Ingrid: Não sei se melhor ou pior mas, com certeza, diferente! Talvez mais segura, mais consciente, mais ciente de suas limitações e capacidades, entendedora da própria mente [quase completamente], menos emocional [infelizmente], mais real, mais dura...
Enfim, em 2011 eu não prometo nada... a única coisa que desejo é conseguir viver cada dia e vencer cada batalha a que me propuz, espero ser forte o suficiente para não desistir, espero me aperfeiçoar em mim mesma e no conhecimento da minha própria mente e até mesmo da mente alheia.
Para o Brasil desejo menos corrupção, menos impostos, mais verdade e que o Governo faça pelo menos algo de bom para o povo.
Para o mundo, com certeza mais paz.
Para família, amigos, bloggeiros e conhecidos: mais sinceridade, verdade, mais amor, lealdade, menos tristeza, insensibilidade, mais inspiração [pra quem escreve]...
... e um ano novo de muitas realizações
quinta-feira, 30 de dezembro de 2010
sexta-feira, 24 de dezembro de 2010
Hohoho!
Natal... uma data em que pessoas que não se cumprimentaram o ano inteiro, fazem votos de felicidade e boas festas [torcendo pra que eles não se realizem]...Em que pessoas enlouquecidas tentam preencher um vazio existencial com compra de presentes, enfeites, comida [em excesso], e reuniões...
Se isso vale a pena? talvez, só por uns instantes...
Mas, as pessoas deveriam buscar coisas mais interiores, menos superficiais...
Sentimentos sinceros, ao invés de presentes.
Lembrar-se do dono da festa também é muito importante!
Se isso me machuca? Creio que não... porque o que EU sinto é verdadeiro.
Mas se tenho recíprocas verdadeiras? Diria que algumas, algumas que são poucas (se comparadas à quantidade que eu acreditava anteriormente) mas fazem a minha vida imensamente feliz e nesse ano, especialmente, eu as conheci...
Nesse natal eu desejo mais do que qualquer coisa, sinceridade e amor!
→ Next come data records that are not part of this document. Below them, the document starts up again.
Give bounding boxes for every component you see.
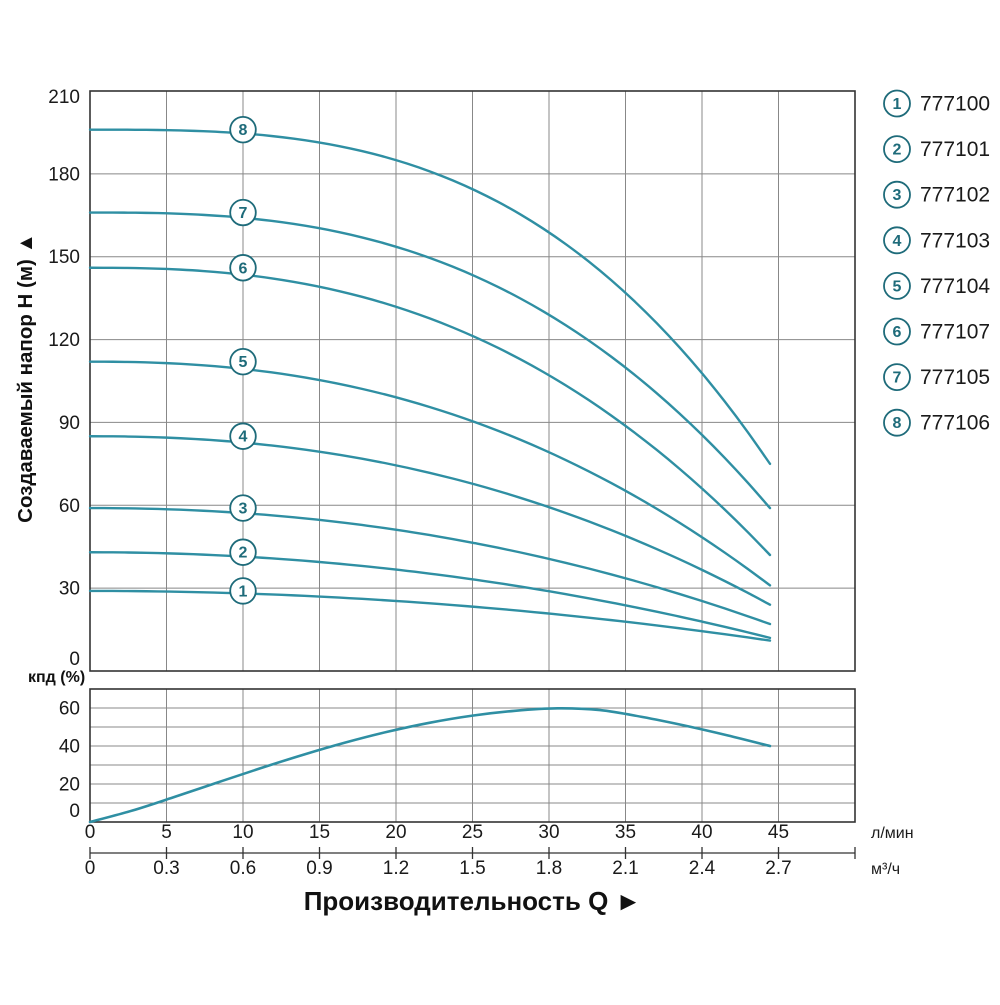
svg-text:777107: 777107 <box>920 321 990 344</box>
svg-text:5: 5 <box>239 354 248 371</box>
svg-text:0: 0 <box>85 858 96 879</box>
svg-text:25: 25 <box>462 822 483 843</box>
svg-text:кпд (%): кпд (%) <box>28 669 85 686</box>
svg-text:2: 2 <box>239 545 248 562</box>
svg-text:0: 0 <box>69 649 80 670</box>
svg-text:1.2: 1.2 <box>383 858 409 879</box>
svg-text:4: 4 <box>893 233 902 250</box>
svg-text:777105: 777105 <box>920 366 990 389</box>
svg-text:2.4: 2.4 <box>689 858 716 879</box>
svg-text:20: 20 <box>385 822 406 843</box>
svg-text:120: 120 <box>48 330 80 351</box>
svg-text:5: 5 <box>161 822 172 843</box>
svg-text:90: 90 <box>59 413 80 434</box>
svg-text:7: 7 <box>239 205 248 222</box>
svg-text:7: 7 <box>893 370 902 387</box>
svg-text:6: 6 <box>239 260 248 277</box>
svg-text:777100: 777100 <box>920 93 990 116</box>
svg-text:30: 30 <box>59 579 80 600</box>
svg-text:60: 60 <box>59 496 80 517</box>
svg-text:150: 150 <box>48 247 80 268</box>
svg-text:Производительность Q ►: Производительность Q ► <box>304 886 642 916</box>
svg-text:л/мин: л/мин <box>871 825 914 842</box>
svg-text:5: 5 <box>893 278 902 295</box>
svg-text:40: 40 <box>691 822 712 843</box>
svg-text:м³/ч: м³/ч <box>871 861 900 878</box>
svg-text:1.8: 1.8 <box>536 858 562 879</box>
svg-text:1: 1 <box>239 583 248 600</box>
svg-text:6: 6 <box>893 324 902 341</box>
svg-text:0: 0 <box>69 801 80 822</box>
svg-text:777103: 777103 <box>920 229 990 252</box>
svg-text:777104: 777104 <box>920 275 990 298</box>
svg-text:30: 30 <box>538 822 559 843</box>
svg-text:35: 35 <box>615 822 636 843</box>
svg-text:10: 10 <box>232 822 253 843</box>
svg-text:1.5: 1.5 <box>459 858 485 879</box>
svg-text:210: 210 <box>48 87 80 108</box>
svg-text:40: 40 <box>59 737 80 758</box>
svg-text:0.3: 0.3 <box>153 858 179 879</box>
svg-text:777102: 777102 <box>920 184 990 207</box>
svg-text:2: 2 <box>893 142 902 159</box>
svg-text:2.1: 2.1 <box>612 858 638 879</box>
svg-text:20: 20 <box>59 775 80 796</box>
svg-text:180: 180 <box>48 164 80 185</box>
svg-text:2.7: 2.7 <box>765 858 791 879</box>
svg-text:45: 45 <box>768 822 789 843</box>
svg-text:4: 4 <box>239 429 248 446</box>
svg-text:3: 3 <box>893 187 902 204</box>
svg-text:Создаваемый напор Н (м) ▲: Создаваемый напор Н (м) ▲ <box>14 233 37 523</box>
svg-text:0: 0 <box>85 822 96 843</box>
svg-text:8: 8 <box>893 415 902 432</box>
svg-text:8: 8 <box>239 122 248 139</box>
svg-text:0.6: 0.6 <box>230 858 256 879</box>
svg-text:3: 3 <box>239 501 248 518</box>
svg-text:60: 60 <box>59 699 80 720</box>
svg-text:777106: 777106 <box>920 412 990 435</box>
svg-text:0.9: 0.9 <box>306 858 332 879</box>
svg-text:1: 1 <box>893 96 902 113</box>
svg-text:777101: 777101 <box>920 138 990 161</box>
svg-text:15: 15 <box>309 822 330 843</box>
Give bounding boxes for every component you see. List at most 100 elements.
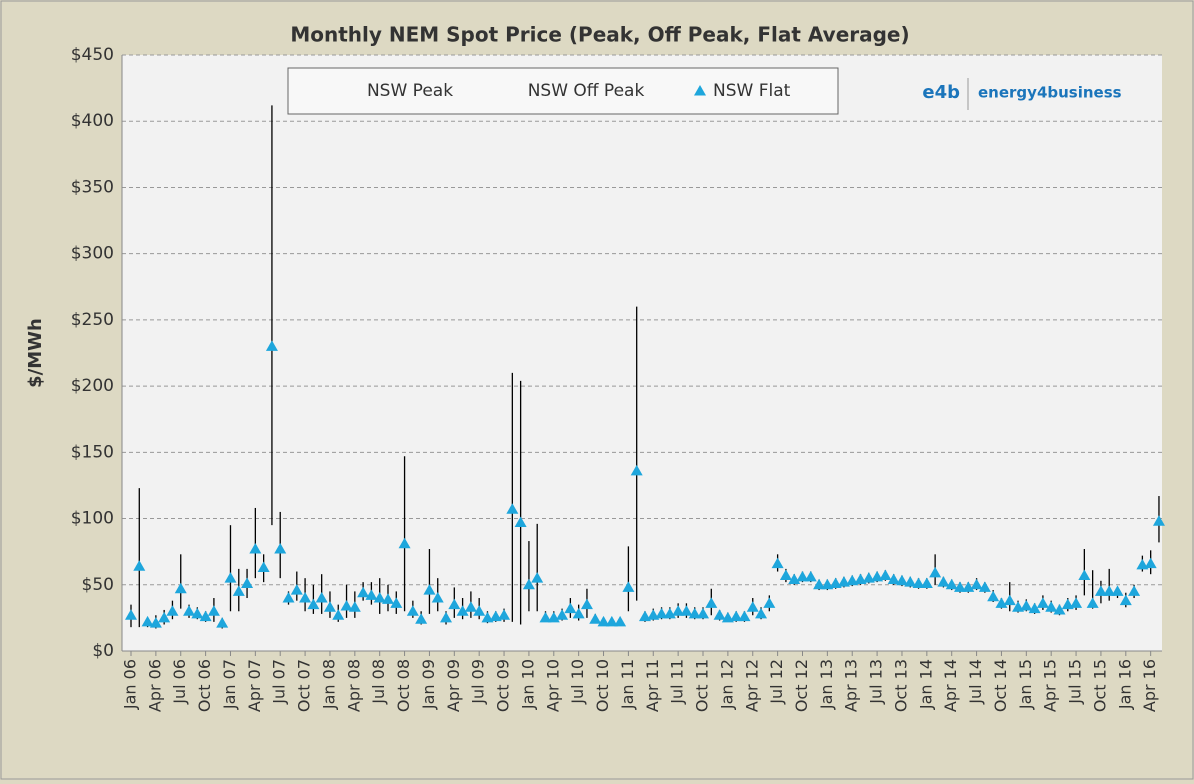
flat-marker [1028, 602, 1041, 614]
flat-marker [464, 601, 477, 612]
legend-label: NSW Off Peak [528, 81, 645, 101]
flat-marker [920, 577, 933, 588]
flat-marker [539, 611, 552, 623]
y-tick-label: $400 [71, 111, 114, 131]
x-tick-label: Jul 06 [170, 659, 189, 705]
flat-marker [224, 572, 237, 583]
x-tick-label: Apr 14 [941, 659, 960, 712]
x-tick-label: Jul 13 [867, 659, 886, 705]
y-tick-label: $150 [71, 442, 114, 462]
flat-marker [1094, 585, 1107, 596]
x-tick-label: Jan 07 [220, 659, 239, 710]
flat-marker [904, 576, 917, 587]
flat-marker [1086, 597, 1099, 608]
flat-marker [174, 582, 187, 594]
flat-marker [149, 617, 162, 628]
flat-marker [1003, 594, 1016, 606]
flat-marker [771, 557, 784, 569]
flat-marker [315, 592, 328, 603]
flat-marker [622, 581, 635, 592]
flat-marker [821, 578, 834, 590]
flat-marker [871, 570, 884, 582]
x-tick-label: Jan 12 [717, 659, 736, 710]
flat-marker [1144, 557, 1157, 569]
flat-marker [531, 572, 544, 583]
flat-marker [638, 610, 651, 622]
flat-marker [183, 605, 196, 616]
x-tick-label: Jan 13 [817, 659, 836, 710]
flat-marker [854, 573, 867, 584]
x-tick-label: Apr 09 [444, 659, 463, 712]
flat-marker [332, 609, 345, 620]
flat-marker [1036, 597, 1049, 608]
flat-marker [978, 581, 991, 592]
x-tick-label: Apr 16 [1140, 659, 1159, 712]
x-tick-label: Oct 07 [295, 659, 314, 712]
x-tick-label: Jul 08 [369, 659, 388, 705]
flat-marker [249, 543, 262, 554]
flat-marker [572, 607, 585, 619]
x-tick-label: Apr 12 [742, 659, 761, 712]
y-tick-label: $50 [82, 575, 114, 595]
flat-marker [937, 576, 950, 587]
x-tick-label: Jan 11 [618, 659, 637, 710]
flat-marker [473, 605, 486, 616]
flat-marker [381, 593, 394, 604]
flat-marker [489, 610, 502, 622]
flat-marker [398, 537, 411, 549]
legend-label: NSW Peak [367, 81, 453, 101]
logo-mark: e4b [922, 82, 960, 103]
flat-marker [406, 605, 419, 616]
y-tick-label: $300 [71, 244, 114, 264]
flat-marker [125, 609, 137, 620]
flat-marker [307, 598, 320, 610]
flat-marker [688, 607, 701, 619]
flat-marker [241, 577, 254, 588]
x-tick-label: Oct 14 [991, 659, 1010, 712]
y-tick-label: $450 [71, 45, 114, 65]
flat-marker [962, 581, 975, 592]
chart-title: Monthly NEM Spot Price (Peak, Off Peak, … [290, 23, 909, 47]
flat-marker [796, 570, 809, 582]
flat-marker [1053, 603, 1066, 615]
x-tick-label: Jan 10 [518, 659, 537, 710]
flat-marker [614, 615, 627, 627]
flat-marker [323, 601, 336, 612]
x-tick-label: Oct 11 [693, 659, 712, 712]
flat-marker [191, 607, 204, 619]
flat-marker [1103, 585, 1116, 596]
flat-marker [199, 610, 212, 622]
flat-marker [788, 573, 801, 584]
y-tick-label: $200 [71, 376, 114, 396]
x-tick-label: Jul 09 [469, 659, 488, 705]
flat-marker [945, 578, 958, 590]
x-tick-label: Jan 15 [1016, 659, 1035, 710]
flat-marker [697, 607, 710, 619]
flat-marker [1152, 515, 1165, 526]
flat-marker [357, 586, 370, 598]
flat-marker [837, 576, 850, 587]
x-tick-label: Oct 13 [891, 659, 910, 712]
flat-marker [804, 570, 817, 582]
flat-marker [282, 592, 295, 603]
flat-marker [390, 597, 403, 608]
flat-marker [456, 605, 469, 616]
flat-marker [730, 610, 743, 622]
flat-marker [216, 617, 229, 628]
x-tick-label: Jan 06 [121, 659, 140, 710]
x-tick-label: Jul 14 [966, 659, 985, 705]
flat-marker [1136, 558, 1149, 570]
flat-marker [846, 574, 859, 586]
flat-marker [1128, 585, 1141, 596]
flat-marker [564, 602, 577, 614]
flat-marker [954, 581, 966, 592]
flat-marker [514, 516, 527, 528]
x-tick-label: Jan 09 [419, 659, 438, 710]
flat-marker [166, 605, 179, 616]
flat-marker [257, 561, 270, 573]
x-tick-label: Jan 08 [319, 659, 338, 710]
flat-marker [605, 615, 618, 627]
flat-marker [1111, 585, 1124, 596]
flat-marker [274, 543, 287, 554]
flat-marker [448, 598, 461, 610]
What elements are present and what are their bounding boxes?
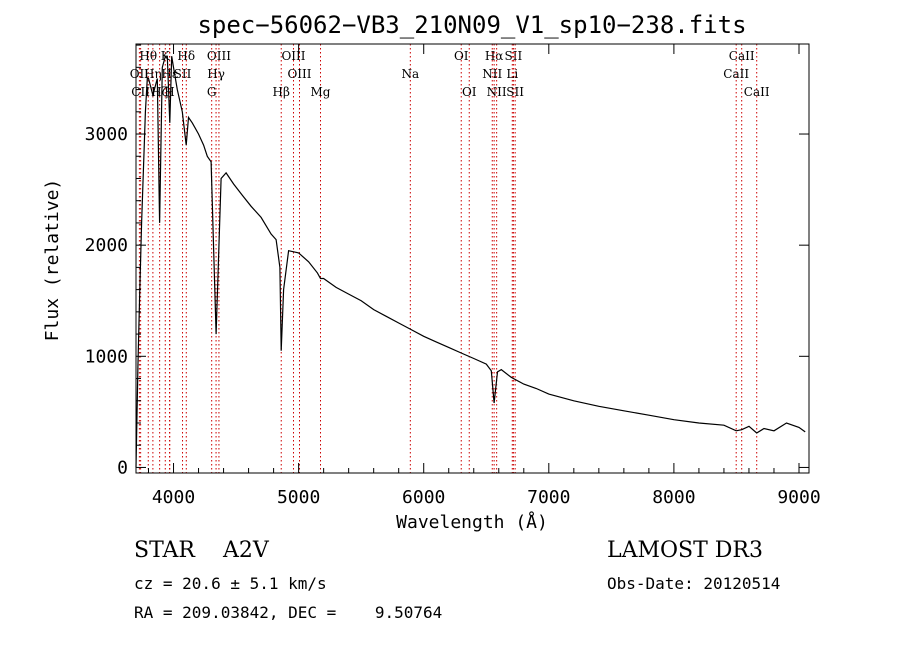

Para todos e para mim!
A todos, um Feliz Natal!
quinta-feira, 16 de dezembro de 2010
O último dia é o primeiro dia
Quão sábios são os provérbios dos desprovidos...
"Eu vou morrer mesmo, pra que ficar com raiva de alguém"...
e é isso, a tal da outra face né?
Mas, sabe que a raiva passou e a indignação também?!
Talvez pelo fato de não fazer mais diferença... "agora tanto faz"
Mesmo que algumas pessoas tenham tido a facilidade e habilidade de fazer desandar tudo que se construiu no decorrer de anos... tudo que se tem a fazer é esperar, respirar e deixar com que o tempo passe e aquela obrigação de cada dia se acabe, não se aprofundar no relacionamento, e ser indiferente... nada mais!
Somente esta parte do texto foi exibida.